玄界灘を臨む宗像市神湊にホームグラウンドを構えるブルース。1994年のチーム創設以来同地で活動を続け、20年が経つ。試合会場では地元の方が大漁旗を振り、海の幸、山の幸がチームへの差し入れとして届けられることもしばしば。お祭りやイベントを選手、市民が一緒になって盛り上げてきた日々もある。
試合会場にも頻繁に足を運び、そんな空気を何度も肌で感じてきたサニックスの宗政伸一社長は、いつかチーム名に地元の名を付けたいと思ってきた。
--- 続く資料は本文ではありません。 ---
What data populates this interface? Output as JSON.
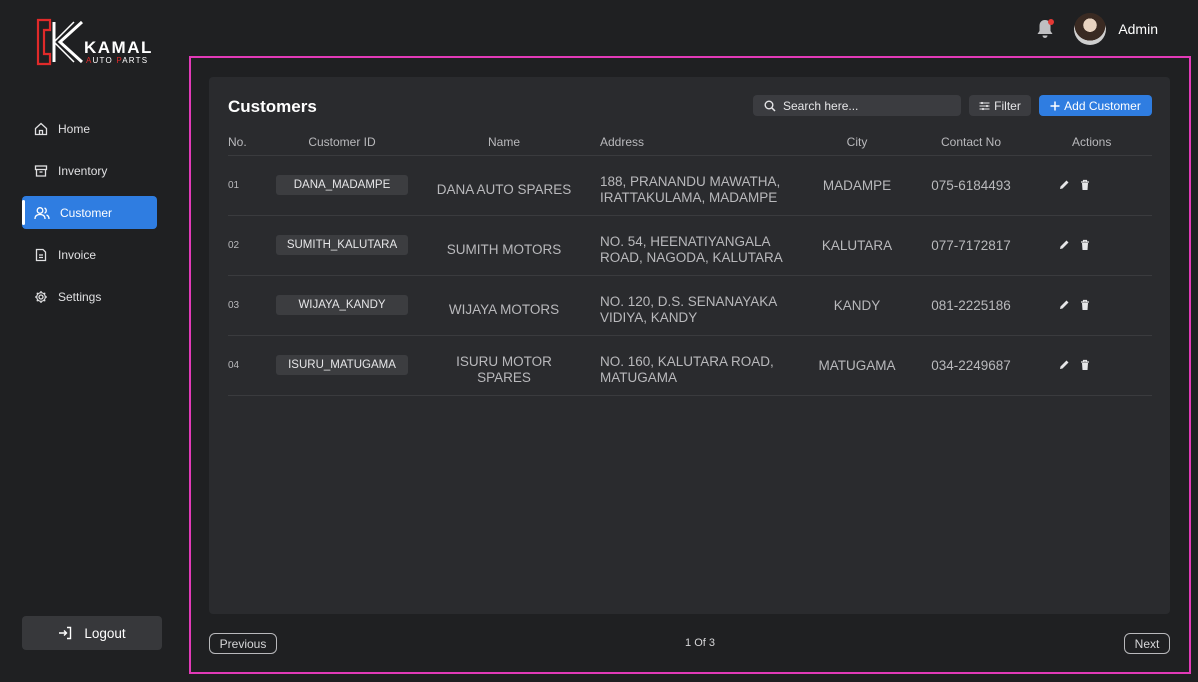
{
  "brand": {
    "name": "KAMAL",
    "sub_highlight_1": "A",
    "sub_rest_1": "UTO ",
    "sub_highlight_2": "P",
    "sub_rest_2": "ARTS"
  },
  "topbar": {
    "user_name": "Admin"
  },
  "sidebar": {
    "items": [
      {
        "label": "Home",
        "icon": "home-icon",
        "active": false
      },
      {
        "label": "Inventory",
        "icon": "inventory-icon",
        "active": false
      },
      {
        "label": "Customer",
        "icon": "users-icon",
        "active": true
      },
      {
        "label": "Invoice",
        "icon": "invoice-icon",
        "active": false
      },
      {
        "label": "Settings",
        "icon": "gear-icon",
        "active": false
      }
    ],
    "logout_label": "Logout"
  },
  "main": {
    "title": "Customers",
    "search_placeholder": "Search here...",
    "filter_label": "Filter",
    "add_label": "Add Customer",
    "columns": [
      "No.",
      "Customer ID",
      "Name",
      "Address",
      "City",
      "Contact No",
      "Actions"
    ],
    "rows": [
      {
        "no": "01",
        "id": "DANA_MADAMPE",
        "name_lines": [
          "DANA AUTO SPARES"
        ],
        "address_lines": [
          "188, PRANANDU MAWATHA,",
          "IRATTAKULAMA, MADAMPE"
        ],
        "city": "MADAMPE",
        "contact": "075-6184493"
      },
      {
        "no": "02",
        "id": "SUMITH_KALUTARA",
        "name_lines": [
          "SUMITH MOTORS"
        ],
        "address_lines": [
          "NO. 54, HEENATIYANGALA",
          "ROAD, NAGODA, KALUTARA"
        ],
        "city": "KALUTARA",
        "contact": "077-7172817"
      },
      {
        "no": "03",
        "id": "WIJAYA_KANDY",
        "name_lines": [
          "WIJAYA MOTORS"
        ],
        "address_lines": [
          "NO. 120, D.S. SENANAYAKA",
          "VIDIYA, KANDY"
        ],
        "city": "KANDY",
        "contact": "081-2225186"
      },
      {
        "no": "04",
        "id": "ISURU_MATUGAMA",
        "name_lines": [
          "ISURU MOTOR",
          "SPARES"
        ],
        "address_lines": [
          "NO. 160, KALUTARA ROAD,",
          "MATUGAMA"
        ],
        "city": "MATUGAMA",
        "contact": "034-2249687"
      }
    ]
  },
  "pagination": {
    "previous_label": "Previous",
    "page_info": "1 Of 3",
    "next_label": "Next"
  },
  "colors": {
    "accent": "#2f7de1",
    "frame": "#e23ab8",
    "brand_red": "#e02a2a"
  }
}
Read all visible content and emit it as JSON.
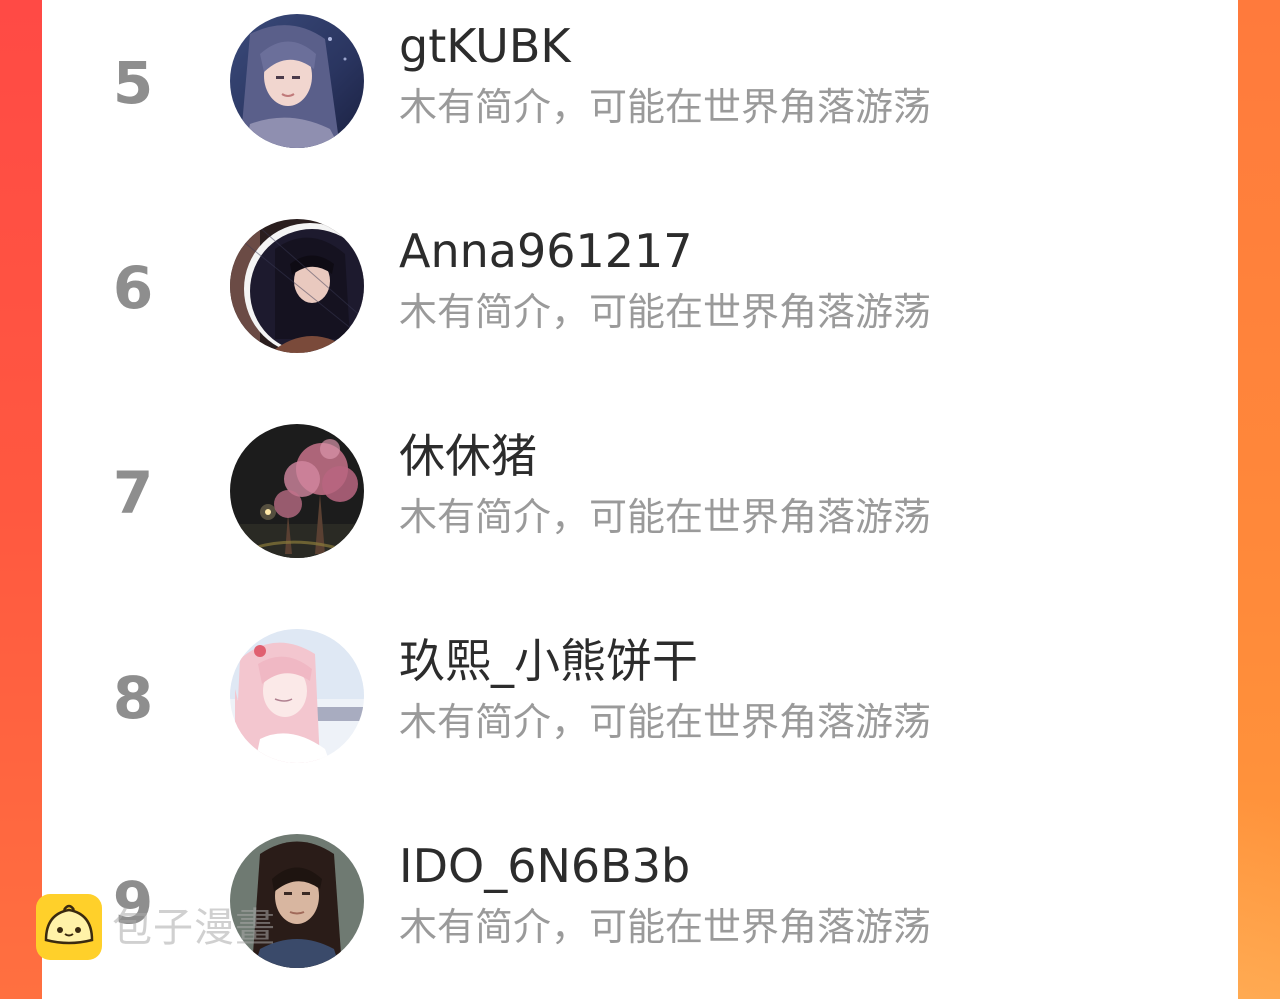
{
  "theme": {
    "background_left": "#ff4a45",
    "background_right": "#ff8a3a",
    "rank_color": "#8e8e8e",
    "name_color": "#2c2c2c",
    "bio_color": "#9a9a9a"
  },
  "users": [
    {
      "rank": "5",
      "name": "gtKUBK",
      "bio": "木有简介，可能在世界角落游荡",
      "avatar": "anime-girl-avatar"
    },
    {
      "rank": "6",
      "name": "Anna961217",
      "bio": "木有简介，可能在世界角落游荡",
      "avatar": "girl-portrait-avatar"
    },
    {
      "rank": "7",
      "name": "休休猪",
      "bio": "木有简介，可能在世界角落游荡",
      "avatar": "blossom-tree-night-avatar"
    },
    {
      "rank": "8",
      "name": "玖熙_小熊饼干",
      "bio": "木有简介，可能在世界角落游荡",
      "avatar": "pink-hair-anime-avatar"
    },
    {
      "rank": "9",
      "name": "IDO_6N6B3b",
      "bio": "木有简介，可能在世界角落游荡",
      "avatar": "woman-portrait-avatar"
    }
  ],
  "watermark": {
    "text": "包子漫畫",
    "icon": "bun-mascot-icon"
  }
}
2012-2013年シーズンを終えてトップリーグ降格が決まったとき、選手たちに「次に昇格できたときには宗像という名を付けよう」と呼びかけたのは、冒頭の谷井市長の言葉同様、責任を感じていたからだろう。応援してくれる地元の人たちのためにも、と社長が先頭に立って、再浮上の意志を強く表わした。降格しても強化を緩めず、むしろ力を込めた。
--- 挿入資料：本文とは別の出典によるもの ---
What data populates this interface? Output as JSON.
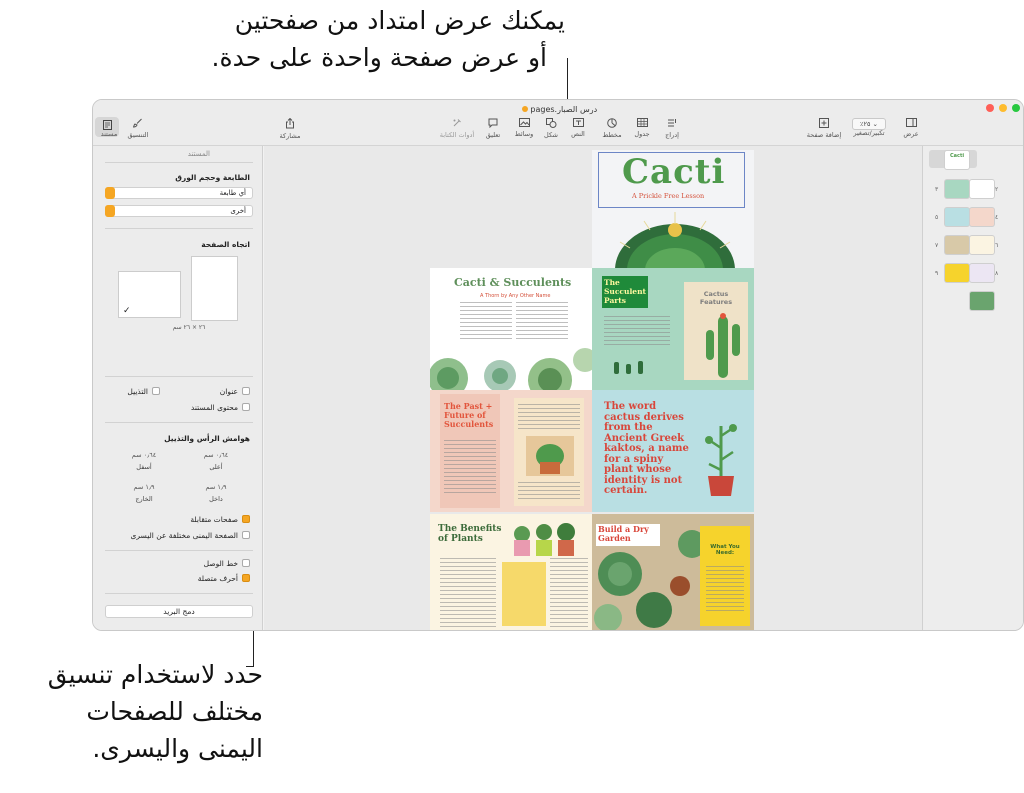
{
  "callouts": {
    "top_line1": "يمكنك عرض امتداد من صفحتين",
    "top_line2": "أو عرض صفحة واحدة على حدة.",
    "bottom_line1": "حدد لاستخدام تنسيق",
    "bottom_line2": "مختلف للصفحات",
    "bottom_line3": "اليمنى واليسرى."
  },
  "window": {
    "title": "درس الصبار.pages",
    "toolbar": {
      "view": "عرض",
      "zoom": "تكبير/تصغير",
      "zoom_value": "٪٢٥",
      "add_page": "إضافة صفحة",
      "insert": "إدراج",
      "table": "جدول",
      "chart": "مخطط",
      "text": "النص",
      "shape": "شكل",
      "media": "وسائط",
      "comment": "تعليق",
      "writing_tools": "أدوات الكتابة",
      "share": "مشاركة",
      "format": "التنسيق",
      "document": "مستند"
    }
  },
  "inspector": {
    "tab_label": "المستند",
    "printer_title": "الطابعة وحجم الورق",
    "printer_value": "أي طابعة",
    "paper_value": "أخرى",
    "orientation_title": "اتجاه الصفحة",
    "paper_size": "٢٦ × ٢٦ سم",
    "header": "عنوان",
    "footer": "التذييل",
    "body": "محتوى المستند",
    "margins_title": "هوامش الرأس والتذييل",
    "top_value": "٠٫٦٤ سم",
    "top_label": "أعلى",
    "bottom_value": "٠٫٦٤ سم",
    "bottom_label": "أسفل",
    "inside_value": "١٫٩ سم",
    "inside_label": "داخل",
    "outside_value": "١٫٩ سم",
    "outside_label": "الخارج",
    "facing_pages": "صفحات متقابلة",
    "left_right_different": "الصفحة اليمنى مختلفة عن اليسرى",
    "hyphenation": "خط الوصل",
    "ligatures": "أحرف متصلة",
    "mail_merge": "دمج البريد",
    "facing_pages_checked": true,
    "left_right_different_checked": false,
    "ligatures_checked": true
  },
  "pages": {
    "cover_title": "Cacti",
    "cover_subtitle": "A Prickle Free Lesson",
    "p2_title": "Cacti & Succulents",
    "p2_subtitle": "A Thorn by Any Other Name",
    "p3_title": "The Succulent Parts",
    "p3_box": "Cactus Features",
    "p4_title": "The Past + Future of Succulents",
    "p5_text": "The word cactus derives from the Ancient Greek kaktos, a name for a spiny plant whose identity is not certain.",
    "p6_title": "The Benefits of Plants",
    "p7_title": "Build a Dry Garden",
    "p7_box": "What You Need:"
  },
  "thumbnails": {
    "cover_label": "Cacti",
    "numbers": [
      "٢",
      "٣",
      "٤",
      "٥",
      "٦",
      "٧",
      "٨",
      "٩"
    ]
  },
  "colors": {
    "accent": "#f5a623",
    "cacti_green": "#3f8a3f",
    "title_pink": "#e2553c",
    "mint": "#a8d7c1",
    "sky": "#b9dfe3",
    "sand": "#efe2c8",
    "yellow": "#f6d32c"
  }
}
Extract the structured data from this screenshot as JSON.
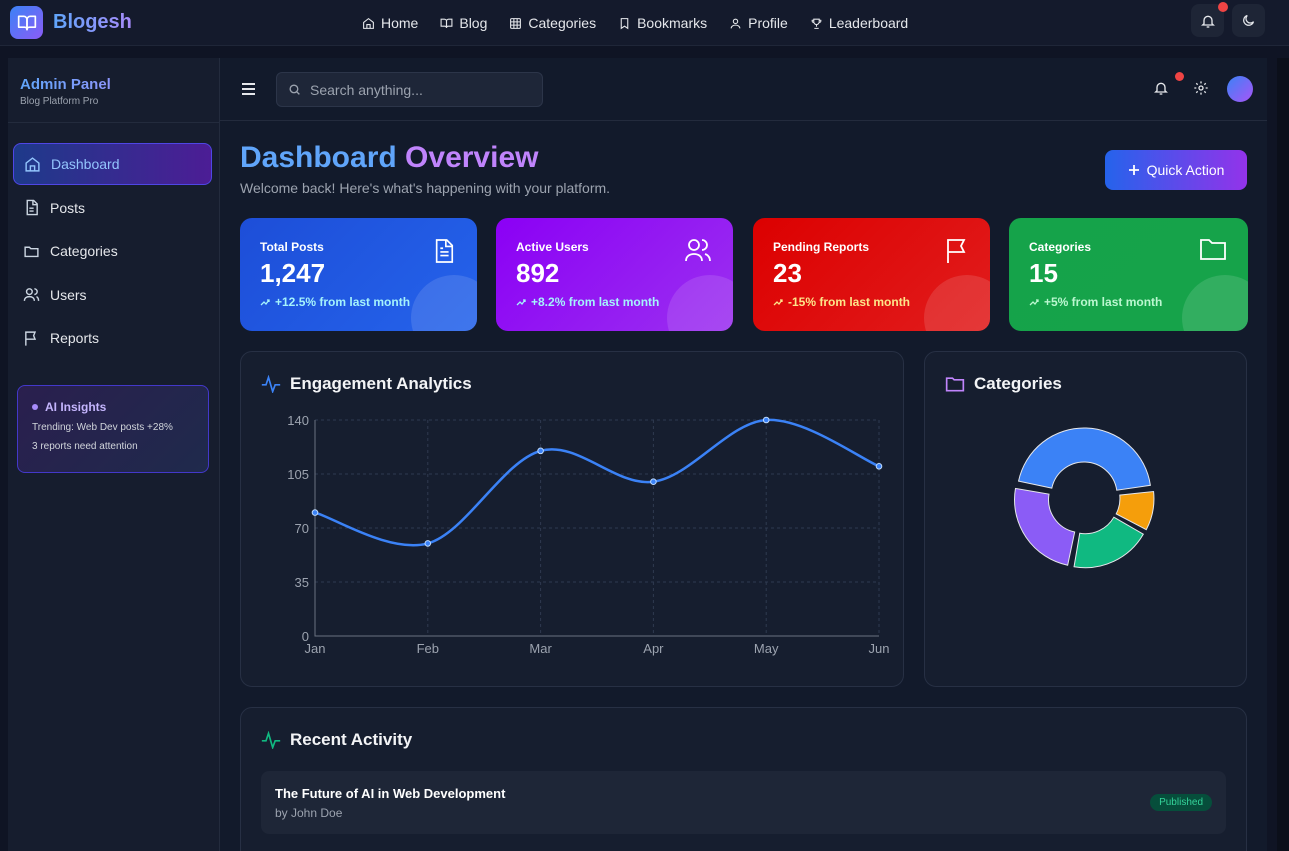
{
  "brand": {
    "name": "Blogesh"
  },
  "nav": {
    "links": [
      {
        "label": "Home",
        "icon": "home-icon"
      },
      {
        "label": "Blog",
        "icon": "book-icon"
      },
      {
        "label": "Categories",
        "icon": "grid-icon"
      },
      {
        "label": "Bookmarks",
        "icon": "bookmark-icon"
      },
      {
        "label": "Profile",
        "icon": "user-icon"
      },
      {
        "label": "Leaderboard",
        "icon": "trophy-icon"
      }
    ]
  },
  "sidebar": {
    "title": "Admin Panel",
    "subtitle": "Blog Platform Pro",
    "items": [
      {
        "label": "Dashboard",
        "icon": "home-icon",
        "active": true
      },
      {
        "label": "Posts",
        "icon": "document-icon"
      },
      {
        "label": "Categories",
        "icon": "folder-icon"
      },
      {
        "label": "Users",
        "icon": "users-icon"
      },
      {
        "label": "Reports",
        "icon": "flag-icon"
      }
    ],
    "insights": {
      "title": "AI Insights",
      "lines": [
        "Trending: Web Dev posts +28%",
        "3 reports need attention"
      ]
    }
  },
  "search": {
    "placeholder": "Search anything..."
  },
  "header": {
    "title_part1": "Dashboard",
    "title_part2": "Overview",
    "subtitle": "Welcome back! Here's what's happening with your platform.",
    "quick_action": "Quick Action"
  },
  "stats": [
    {
      "label": "Total Posts",
      "value": "1,247",
      "trend": "+12.5% from last month",
      "color": "#1d4ed8",
      "trend_color": "#a5f3fc",
      "icon": "document-icon"
    },
    {
      "label": "Active Users",
      "value": "892",
      "trend": "+8.2% from last month",
      "color": "#8b1cf0",
      "trend_color": "#a5f3fc",
      "icon": "users-icon"
    },
    {
      "label": "Pending Reports",
      "value": "23",
      "trend": "-15% from last month",
      "color": "#dc0a0a",
      "trend_color": "#fde68a",
      "icon": "flag-icon"
    },
    {
      "label": "Categories",
      "value": "15",
      "trend": "+5% from last month",
      "color": "#16a34a",
      "trend_color": "#bbf7d0",
      "icon": "folder-icon"
    }
  ],
  "engagement": {
    "title": "Engagement Analytics",
    "chart_data": {
      "type": "line",
      "categories": [
        "Jan",
        "Feb",
        "Mar",
        "Apr",
        "May",
        "Jun"
      ],
      "series": [
        {
          "values": [
            80,
            60,
            120,
            100,
            140,
            110
          ]
        }
      ],
      "ylim": [
        0,
        140
      ],
      "yticks": [
        0,
        35,
        70,
        105,
        140
      ],
      "grid": true,
      "color": "#3b82f6"
    }
  },
  "categories_panel": {
    "title": "Categories",
    "chart_data": {
      "type": "pie",
      "values": [
        45,
        10,
        20,
        25
      ],
      "colors": [
        "#3b82f6",
        "#f59e0b",
        "#10b981",
        "#8b5cf6"
      ]
    }
  },
  "activity": {
    "title": "Recent Activity",
    "items": [
      {
        "title": "The Future of AI in Web Development",
        "author": "by John Doe",
        "status": "Published"
      }
    ]
  },
  "colors": {
    "accent": "#3b82f6",
    "accent2": "#a855f7",
    "alert": "#ef4444"
  }
}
5年ほど前に市とチームの双方から今回の構想に関する話しが出始め、この2年でより具体化し、この日を迎えた。会見の席上で谷井市長が「社長の決断が大きかった」と言うと、宗政社長はトップリーグから降格したときに300人以上の方が集まって激励会を開いてくれた思い出などを口にし、「長年に渡りチームをかわいがっていただいた恩返しをしたかった」と語った。
また、市長は市民応援団の結成を約束した。市の知名度を上げていくためのパートナーとしての期待値は高く、『宗像の日』と銘打って、トップリーグ会場などで広報活動をおこなう予定もある。ブルースは、市のPR活動に積極的に加わり、市民のスポーツ活動の支援、地域貢献活動を展開する。
藤井雄一郎監督は、「身の引き締まる思い」という言葉に続けて、こう言った。
「市民の皆さんとともに日本一を目指していきたい。そして、その活動が、2019年の(日本開催)ワールドカップ開催の時に、1試合でも多く福岡で試合がおこなわれることや、宗像がキャンプ地になることにつながればいいですね」
市とブルース、お互いの充実した決意表明の表情を見て、会見に出席した森喜朗日本ラグビー協会会長は「これ(今回のチーム名称変更、提携)をきっかけに起こることによって、他チームにも動きが出てくるかもしれませんね」と言った。
地域の熱が日本全国に広がり、ラグビーの国へ。そんな理想への第一歩は踏み出された。二歩目、三歩目を誰か踏み出すか。2019年は、すぐにやってくる。ピッチをあげて走り出したい。